Inedito confronto, quello tra Antigone e Creonte propostoci dalla rilettura della tragedia di Sofocle realizzata dal giovane drammaturgo Mirko Di Martino, confronto che si realizza sullo sfondo di una controversa lotta di liberazione, cioè la lotta partigiana che nel 1945, con la ferocia di qualsiasi guerra civile, liberò l’Italia dalla repressiva dittatura fascista lasciando comunque un’inevitabile scia di sangue, dolore e ingiustizia.
Scrive giustamente Mirko Di Martino nelle note di regia che Il mito si riscrive continuamente, è questa la sua forza.
In effetti, il mito è naturalmente ed universalmente disponibile alla riscrittura, proprio questa è la peculiarità più interessante e più scandalosa del mito, la sua possibile e continua convertibilità, reiterabilità e attualizzabilità.
Però, perché questa magia della narrabilità e della rappresentabilità possa ripetersi, è necessario un disegno preciso e definito che determini un ponte evidente e robusto tra antico e contemporaneo. Questo ponte, nell’Antigone firmata da Mirko Di Martino, sembra solidissimo, tanto solido da conferire all’intero plot un’aura di autorità e credibilità così corrusca da sganciare l’operazione da qualsiasi altra consimile sperimentazione drammaturgica sul mito, facendo di questa versione dell’Antigone un modello al tempo stesso nuovissimo ed antico del dramma tebano.

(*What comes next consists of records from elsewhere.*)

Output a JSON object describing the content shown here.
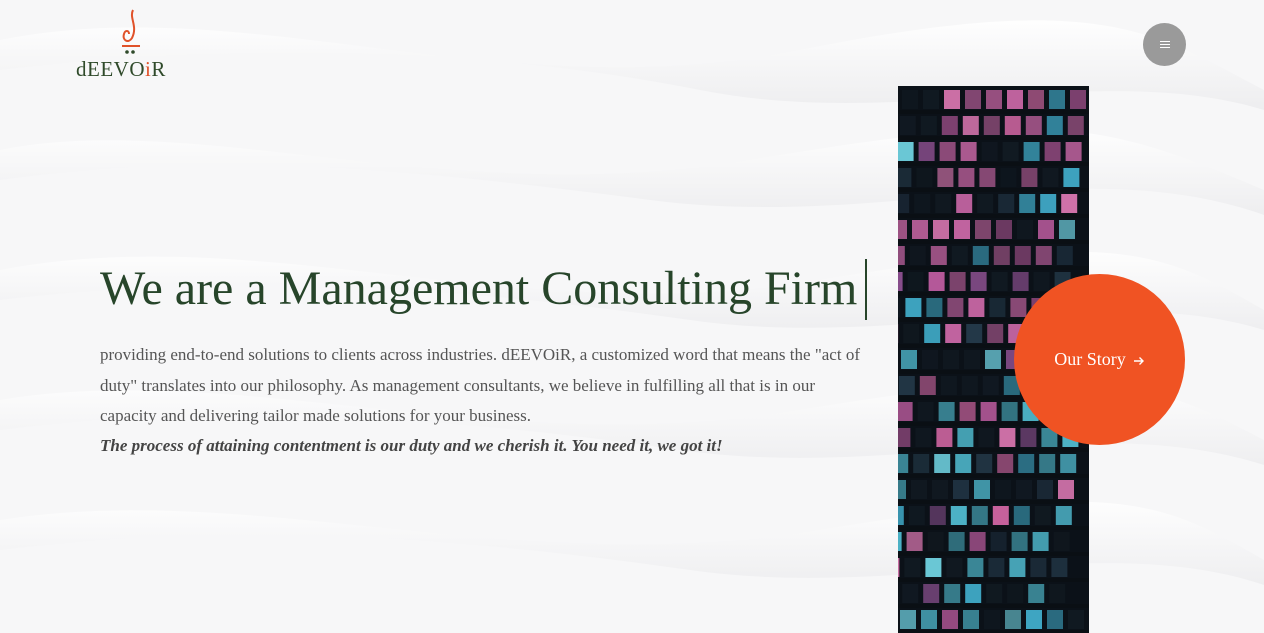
{
  "brand": {
    "logo_text_prefix": "dEEVO",
    "logo_text_accent": "i",
    "logo_text_suffix": "R",
    "logo_icon": "flame-icon",
    "accent_color": "#f05323",
    "text_color": "#27452a"
  },
  "nav": {
    "menu_icon": "hamburger-menu-icon"
  },
  "hero": {
    "title": "We are a Management Consulting Firm",
    "body": "providing end-to-end solutions to clients across industries. dEEVOiR, a customized word that means the \"act of duty\" translates into our philosophy. As management consultants, we believe in fulfilling all that is in our capacity and delivering tailor made solutions for your business.",
    "tagline": "The process of attaining contentment is our duty and we cherish it. You need it, we got it!"
  },
  "cta": {
    "label": "Our Story",
    "icon": "arrow-right-icon"
  },
  "media": {
    "image": "office-building-night-windows"
  }
}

L’apprezzabile naturalezza e la disinvoltura interpretativa con cui Luca Di Tommaso e Titti Nuzzolese conducono il gioco scenico, prestando con convincente consapevolezza voce e gesto ai diversi personaggi della tragedia, sono prove indubbie di un progetto dietro il quale non esiste solo una semplice e labile suggestione, ma un lavoro dettato da profonde ragioni etiche ed estetiche, un lavoro che sa responsabilmente guardare alla scena contemporanea senza perdere il gusto dell’ideologia e del pensiero propri della tradizione greca.